The 2011 La Cueva High School graduate was a walk-on at both UNM and UCLA, from which he graduated with a degree in sociology in 2015 before earning a master’s degree from the University of San Francisco in 2017.

Coaching his own basketball program, and starting at a small school instead of climbing the ladder as a Division I assistant, has always been his plan – not unlike his father’s path. Steve Alford was also 27 when he got his first head coaching job at a small, NCAA Division III Indiana school – Manchester University in 1991.

“I think one, the experience of running your own team – running your own program – is something I always wanted. It was the dream that I had,” said Kory Alford. “In talking to my dad over the years and how much he loved his time at Manchester (from 1991-95), it just felt like the thing I wanted to do.”

Kory has been considered a “future” coach since his La Cueva days, which is why he chose to walk on at UNM and UCLA and learn the craft from the inside at a high level.

“Man, he’s going to be an awesome coach,” Kory’s brother, Bryce Alford, told the Journal in 2015 during the Bruins’ Sweet 16 run. “He’s in a good spot learning from my dad and my grandpa and everyone else around here he’s learning from. He’s got a lot of good mentors around him. I think he’s going to be a real good one.”

Since graduating from UCLA, Kory has worked in non-assistant coaching roles on his dad’s staff’s at UCLA and then at Nevada this past season. He likely could land a Division I assistant’s job if he wanted.

Instead, Kory and his wife, Eldorado High graduate Haley Alford (formerly Tricarico), will move to Indiana where he will be the third generation of Alfords to coach in the state.

Dad, despite losing a valued staff member, said he couldn’t be happier.

“Just super proud of him,” Steve Alford wrote in a text message. “He’s really good at what he does. It’s unbelievable how life comes full circle. When I was 27 got my start at Manchester now he’s 27 and gets his start at Huntington the schools are literally 20 miles apart.”

Kory Alford is shown from action as a UNM Lobo in November 2011. (Dean Hanson/Albuquerque Journal)

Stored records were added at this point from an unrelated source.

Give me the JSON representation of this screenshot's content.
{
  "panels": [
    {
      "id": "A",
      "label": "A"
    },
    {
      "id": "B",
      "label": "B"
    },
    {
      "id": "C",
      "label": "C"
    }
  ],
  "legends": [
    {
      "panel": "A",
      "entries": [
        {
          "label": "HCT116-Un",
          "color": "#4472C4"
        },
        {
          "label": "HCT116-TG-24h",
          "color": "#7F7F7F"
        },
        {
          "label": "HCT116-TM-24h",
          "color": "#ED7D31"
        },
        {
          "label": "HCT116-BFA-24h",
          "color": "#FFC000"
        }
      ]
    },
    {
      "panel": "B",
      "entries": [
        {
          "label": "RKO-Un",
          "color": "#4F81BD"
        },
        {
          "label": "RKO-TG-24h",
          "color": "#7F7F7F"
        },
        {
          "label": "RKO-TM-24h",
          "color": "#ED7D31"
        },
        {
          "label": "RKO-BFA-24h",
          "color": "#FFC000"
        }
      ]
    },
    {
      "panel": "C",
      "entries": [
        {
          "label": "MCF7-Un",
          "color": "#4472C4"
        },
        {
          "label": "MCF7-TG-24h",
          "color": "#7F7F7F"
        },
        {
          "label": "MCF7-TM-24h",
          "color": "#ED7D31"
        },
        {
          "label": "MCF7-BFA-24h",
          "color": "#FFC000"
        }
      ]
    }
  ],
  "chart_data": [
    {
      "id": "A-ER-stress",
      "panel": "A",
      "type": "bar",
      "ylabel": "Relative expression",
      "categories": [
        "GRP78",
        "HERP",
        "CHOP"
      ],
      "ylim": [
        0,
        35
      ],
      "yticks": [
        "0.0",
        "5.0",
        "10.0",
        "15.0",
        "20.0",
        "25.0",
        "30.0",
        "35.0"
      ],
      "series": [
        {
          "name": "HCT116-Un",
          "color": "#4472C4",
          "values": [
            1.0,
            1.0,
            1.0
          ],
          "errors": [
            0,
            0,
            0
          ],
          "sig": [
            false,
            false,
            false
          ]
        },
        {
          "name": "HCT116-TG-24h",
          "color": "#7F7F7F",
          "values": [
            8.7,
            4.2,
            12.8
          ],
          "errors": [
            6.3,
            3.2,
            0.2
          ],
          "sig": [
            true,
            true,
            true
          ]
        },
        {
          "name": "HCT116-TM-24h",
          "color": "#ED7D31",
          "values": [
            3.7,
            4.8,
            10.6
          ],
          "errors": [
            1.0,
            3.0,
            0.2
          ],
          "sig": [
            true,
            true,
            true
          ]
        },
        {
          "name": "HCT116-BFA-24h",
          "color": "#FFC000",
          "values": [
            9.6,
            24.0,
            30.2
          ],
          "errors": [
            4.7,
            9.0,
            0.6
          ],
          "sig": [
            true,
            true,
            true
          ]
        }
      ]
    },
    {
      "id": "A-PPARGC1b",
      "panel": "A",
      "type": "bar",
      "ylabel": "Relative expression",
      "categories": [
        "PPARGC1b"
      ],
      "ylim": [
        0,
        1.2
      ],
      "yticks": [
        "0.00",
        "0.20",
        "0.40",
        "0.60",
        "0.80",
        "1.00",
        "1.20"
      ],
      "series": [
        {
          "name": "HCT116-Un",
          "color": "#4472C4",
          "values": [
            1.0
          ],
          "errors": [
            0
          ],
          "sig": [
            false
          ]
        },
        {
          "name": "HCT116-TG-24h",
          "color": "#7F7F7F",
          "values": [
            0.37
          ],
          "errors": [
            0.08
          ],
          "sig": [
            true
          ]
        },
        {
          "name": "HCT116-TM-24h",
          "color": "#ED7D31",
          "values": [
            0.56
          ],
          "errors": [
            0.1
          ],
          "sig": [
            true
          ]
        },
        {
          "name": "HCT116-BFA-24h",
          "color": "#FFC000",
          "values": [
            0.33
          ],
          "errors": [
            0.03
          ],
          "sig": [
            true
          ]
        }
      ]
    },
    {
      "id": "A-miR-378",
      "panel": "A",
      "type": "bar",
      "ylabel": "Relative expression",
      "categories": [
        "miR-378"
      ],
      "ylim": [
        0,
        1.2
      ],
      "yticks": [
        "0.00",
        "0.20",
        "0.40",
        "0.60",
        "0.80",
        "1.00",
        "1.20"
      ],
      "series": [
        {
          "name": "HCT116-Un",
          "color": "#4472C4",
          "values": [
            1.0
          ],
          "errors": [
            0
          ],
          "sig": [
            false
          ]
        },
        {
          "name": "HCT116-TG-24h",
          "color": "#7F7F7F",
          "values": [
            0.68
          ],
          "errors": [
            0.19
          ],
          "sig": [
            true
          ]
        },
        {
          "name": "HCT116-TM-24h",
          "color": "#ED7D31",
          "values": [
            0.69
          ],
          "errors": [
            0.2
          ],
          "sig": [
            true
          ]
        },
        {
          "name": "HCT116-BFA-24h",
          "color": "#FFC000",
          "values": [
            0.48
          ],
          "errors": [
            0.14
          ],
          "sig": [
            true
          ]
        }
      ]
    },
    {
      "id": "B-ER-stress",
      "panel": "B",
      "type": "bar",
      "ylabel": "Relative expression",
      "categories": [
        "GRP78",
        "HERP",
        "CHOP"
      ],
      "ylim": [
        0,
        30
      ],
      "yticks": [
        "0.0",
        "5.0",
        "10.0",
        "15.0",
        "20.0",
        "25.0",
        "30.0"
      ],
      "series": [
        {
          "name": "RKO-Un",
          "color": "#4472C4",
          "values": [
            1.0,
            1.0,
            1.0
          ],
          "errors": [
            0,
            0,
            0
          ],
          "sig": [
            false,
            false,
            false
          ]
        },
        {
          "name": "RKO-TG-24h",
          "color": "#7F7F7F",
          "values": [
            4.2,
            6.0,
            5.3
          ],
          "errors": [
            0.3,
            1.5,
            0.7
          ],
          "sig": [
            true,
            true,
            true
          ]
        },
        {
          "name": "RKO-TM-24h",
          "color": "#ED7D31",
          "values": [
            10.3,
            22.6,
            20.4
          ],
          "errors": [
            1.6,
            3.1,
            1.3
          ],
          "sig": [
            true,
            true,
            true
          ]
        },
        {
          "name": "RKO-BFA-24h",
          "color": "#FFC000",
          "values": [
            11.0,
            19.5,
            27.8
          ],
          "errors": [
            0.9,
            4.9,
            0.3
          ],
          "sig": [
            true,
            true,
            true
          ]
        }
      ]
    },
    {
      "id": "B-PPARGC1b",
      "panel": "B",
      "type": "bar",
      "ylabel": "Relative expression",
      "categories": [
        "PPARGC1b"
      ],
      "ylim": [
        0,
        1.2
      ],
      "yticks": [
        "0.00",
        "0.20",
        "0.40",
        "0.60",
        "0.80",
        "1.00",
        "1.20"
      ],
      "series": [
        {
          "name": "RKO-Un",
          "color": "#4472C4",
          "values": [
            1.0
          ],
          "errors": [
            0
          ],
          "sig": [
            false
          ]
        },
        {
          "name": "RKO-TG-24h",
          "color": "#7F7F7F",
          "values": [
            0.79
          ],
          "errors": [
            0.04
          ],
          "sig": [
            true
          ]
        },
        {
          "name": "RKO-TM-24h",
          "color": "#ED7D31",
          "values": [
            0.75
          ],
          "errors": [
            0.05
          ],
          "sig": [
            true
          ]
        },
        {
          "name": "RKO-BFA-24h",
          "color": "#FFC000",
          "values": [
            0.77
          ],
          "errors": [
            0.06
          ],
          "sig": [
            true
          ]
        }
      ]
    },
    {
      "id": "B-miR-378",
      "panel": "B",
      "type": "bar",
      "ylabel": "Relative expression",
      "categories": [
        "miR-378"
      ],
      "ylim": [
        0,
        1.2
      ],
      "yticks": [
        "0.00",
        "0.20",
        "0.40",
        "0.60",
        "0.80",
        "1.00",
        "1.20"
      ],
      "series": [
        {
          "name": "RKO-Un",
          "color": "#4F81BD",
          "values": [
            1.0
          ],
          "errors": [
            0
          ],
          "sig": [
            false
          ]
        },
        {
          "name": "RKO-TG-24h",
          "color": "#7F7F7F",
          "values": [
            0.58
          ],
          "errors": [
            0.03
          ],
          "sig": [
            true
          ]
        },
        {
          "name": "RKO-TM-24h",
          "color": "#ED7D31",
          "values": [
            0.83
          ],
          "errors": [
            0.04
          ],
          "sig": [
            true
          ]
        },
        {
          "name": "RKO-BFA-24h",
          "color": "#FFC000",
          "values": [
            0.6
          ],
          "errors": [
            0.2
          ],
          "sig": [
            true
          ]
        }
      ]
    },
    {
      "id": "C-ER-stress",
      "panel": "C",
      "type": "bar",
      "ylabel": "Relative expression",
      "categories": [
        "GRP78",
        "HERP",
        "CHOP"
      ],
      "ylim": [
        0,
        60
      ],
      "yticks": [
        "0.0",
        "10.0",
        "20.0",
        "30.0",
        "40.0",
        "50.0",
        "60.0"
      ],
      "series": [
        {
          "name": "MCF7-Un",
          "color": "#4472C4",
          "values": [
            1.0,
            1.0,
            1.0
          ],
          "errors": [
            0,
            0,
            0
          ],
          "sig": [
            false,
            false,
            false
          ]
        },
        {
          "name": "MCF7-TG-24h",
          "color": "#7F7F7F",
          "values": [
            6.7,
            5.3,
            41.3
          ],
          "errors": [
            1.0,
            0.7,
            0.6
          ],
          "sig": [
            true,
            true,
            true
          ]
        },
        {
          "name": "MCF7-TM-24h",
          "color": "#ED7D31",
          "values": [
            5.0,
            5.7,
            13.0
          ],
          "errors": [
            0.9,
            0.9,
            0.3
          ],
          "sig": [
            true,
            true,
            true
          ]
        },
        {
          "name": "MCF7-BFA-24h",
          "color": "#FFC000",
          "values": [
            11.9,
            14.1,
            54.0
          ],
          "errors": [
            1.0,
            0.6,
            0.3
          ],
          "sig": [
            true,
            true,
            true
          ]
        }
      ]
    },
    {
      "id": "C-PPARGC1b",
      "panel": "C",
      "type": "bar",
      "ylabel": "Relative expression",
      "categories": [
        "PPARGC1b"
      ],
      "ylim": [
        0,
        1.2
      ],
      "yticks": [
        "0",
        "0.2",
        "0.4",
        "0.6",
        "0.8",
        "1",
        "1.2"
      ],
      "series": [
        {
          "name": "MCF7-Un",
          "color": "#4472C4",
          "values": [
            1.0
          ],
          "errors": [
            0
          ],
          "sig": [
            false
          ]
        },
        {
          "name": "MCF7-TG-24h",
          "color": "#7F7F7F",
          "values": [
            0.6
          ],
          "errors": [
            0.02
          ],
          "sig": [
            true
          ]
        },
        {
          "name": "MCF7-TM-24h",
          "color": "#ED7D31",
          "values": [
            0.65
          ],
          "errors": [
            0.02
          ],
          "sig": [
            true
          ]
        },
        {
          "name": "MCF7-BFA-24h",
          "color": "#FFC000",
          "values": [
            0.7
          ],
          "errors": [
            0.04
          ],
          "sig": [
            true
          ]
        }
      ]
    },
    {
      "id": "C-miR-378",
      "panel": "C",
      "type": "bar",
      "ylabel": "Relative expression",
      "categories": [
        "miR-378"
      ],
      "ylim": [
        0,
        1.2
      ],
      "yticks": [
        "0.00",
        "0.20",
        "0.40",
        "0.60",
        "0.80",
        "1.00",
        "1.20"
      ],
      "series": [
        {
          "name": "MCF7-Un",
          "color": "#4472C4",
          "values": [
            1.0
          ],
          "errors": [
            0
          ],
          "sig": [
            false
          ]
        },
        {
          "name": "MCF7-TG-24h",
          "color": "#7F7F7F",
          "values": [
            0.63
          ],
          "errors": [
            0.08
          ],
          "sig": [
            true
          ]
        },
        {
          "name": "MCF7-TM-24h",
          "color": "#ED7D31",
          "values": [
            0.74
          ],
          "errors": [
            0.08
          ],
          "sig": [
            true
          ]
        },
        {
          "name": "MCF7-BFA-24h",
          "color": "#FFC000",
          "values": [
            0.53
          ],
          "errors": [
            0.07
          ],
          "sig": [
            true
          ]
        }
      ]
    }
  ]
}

Kory says his brand of coaching will feature a “very, very data driven” approach and, while he has “a million different ideas” in his head, one thing people can expect without a doubt is the Foresters are “definitely going to be a team that shoots quite a few 3s, I can guarantee that much.”

As for one core principle he hopes to emulate from his dad’s teams through the years, Kory had no hesitation.

“It’s consistency,” he said. “I think it’s just ignoring the outside noise and showing up to work every day and just give it your all. … We’ve always been a well-prepared staff and had our players well prepared.”